The company’s extensive partner ecosystem has been vital in driving growth. Shopify has established partnerships with major companies, including TikTok, Instagram, Target, PayPal (PYPL), Roblox (RBLX), Alphabet, and Oracle.

Through an expanded collaboration with PayPal, Shopify diversifies its payment product options, enhancing flexibility for merchants. This collaboration strengthens Shopify’s ability to offer comprehensive financial tools to its global merchant base.

With its partnership with Roblox, Shopify opens new channels for merchants to engage with a younger demographic, reinforcing its position in the digital commerce landscape.

SHOP’s 2025 Earnings Estimates Remain Steady

The Zacks Consensus Estimate for SHOP’s 2025 earnings remains at $1.45 per share, signaling a year-over-year growth rate of 11.54%. Meanwhile, the revenue estimate stands at $10.77 billion, reflecting a year-over-year growth of 21.26%.

Shopify Inc. Stock Price and Consensus

Shopify Inc. Price and Consensus

Shopify Inc. price-consensus-chart | Shopify Inc. Quote

Shopify has consistently met or exceeded the Zacks Consensus Estimate for earnings in the past four quarters, with an average surprise of 22.08%.

Facing Competitive Challenges

Shopify is encountering significant competition in e-commerce from giants like Alibaba and Amazon (AMZN).
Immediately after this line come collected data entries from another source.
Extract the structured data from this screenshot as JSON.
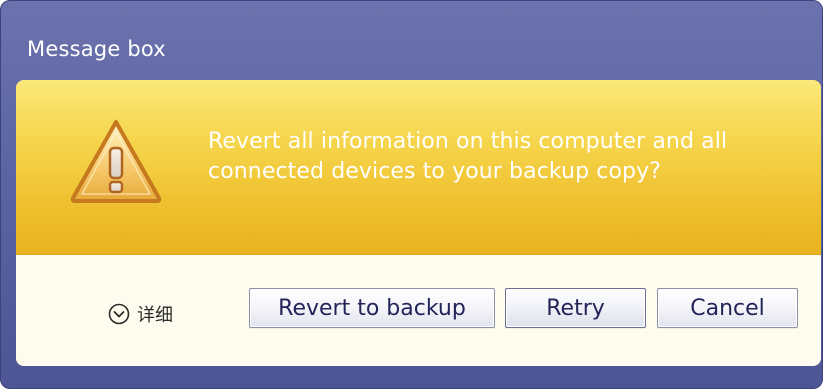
{
  "window": {
    "title": "Message box"
  },
  "message": {
    "text": "Revert all information on this computer and all connected devices to your backup copy?",
    "icon": "warning-icon"
  },
  "footer": {
    "details_label": "详细",
    "details_icon": "chevron-down-circle-icon",
    "buttons": {
      "revert": "Revert to backup",
      "retry": "Retry",
      "cancel": "Cancel"
    }
  },
  "colors": {
    "title_bar": "#5a62a2",
    "banner": "#f6d54c",
    "footer": "#fdfcef",
    "button_text": "#22245a"
  }
}
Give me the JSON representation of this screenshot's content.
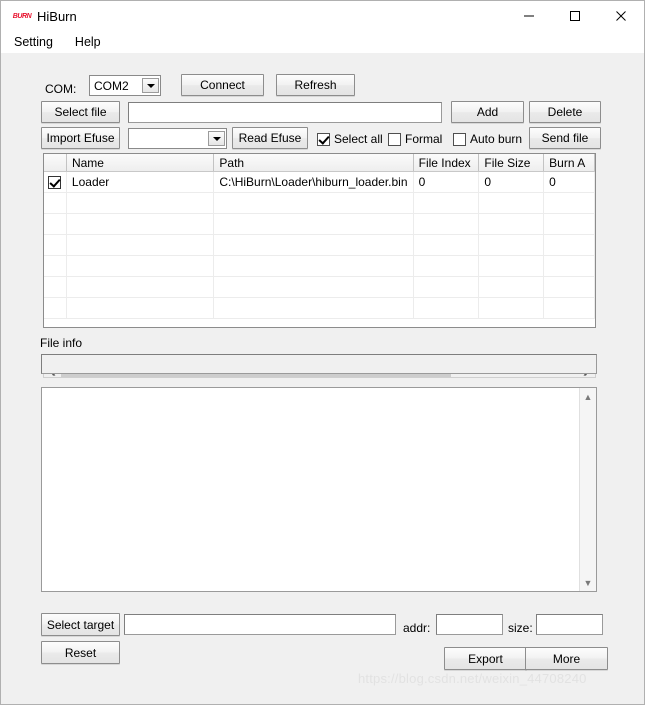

Following its acquisition of Deliverr, Shopify has directly positioned itself as a competitor to Amazon. Additionally, Amazon’s “Buy with Prime” feature further intensifies the competitive landscape.

Conclusion

Shopify is experiencing strong growth in its merchant base and expanding operations. Focusing on enhancing its client offering is a vital growth factor. Investors currently holding the stock may see long-term growth prospects as valuable.

Nonetheless, challenging macroeconomic conditions and heightened competition remain considerable obstacles. Shopify’s shift to a three-month paid trial in specific markets—compared to its previous one-month trial—aims to boost merchant retention but has negatively impacted fourth-quarter Monthly Recurring Revenue (MRR) growth and is expected to affect MRR in the first and second quarters of 2025.

Currently, Shopify holds a Zacks Rank of #3 (Hold), indicating that investors may want to wait for a more opportune moment to acquire the stock.

The views and opinions expressed herein are the views and opinions of the author and do not necessarily reflect those of Nasdaq, Inc.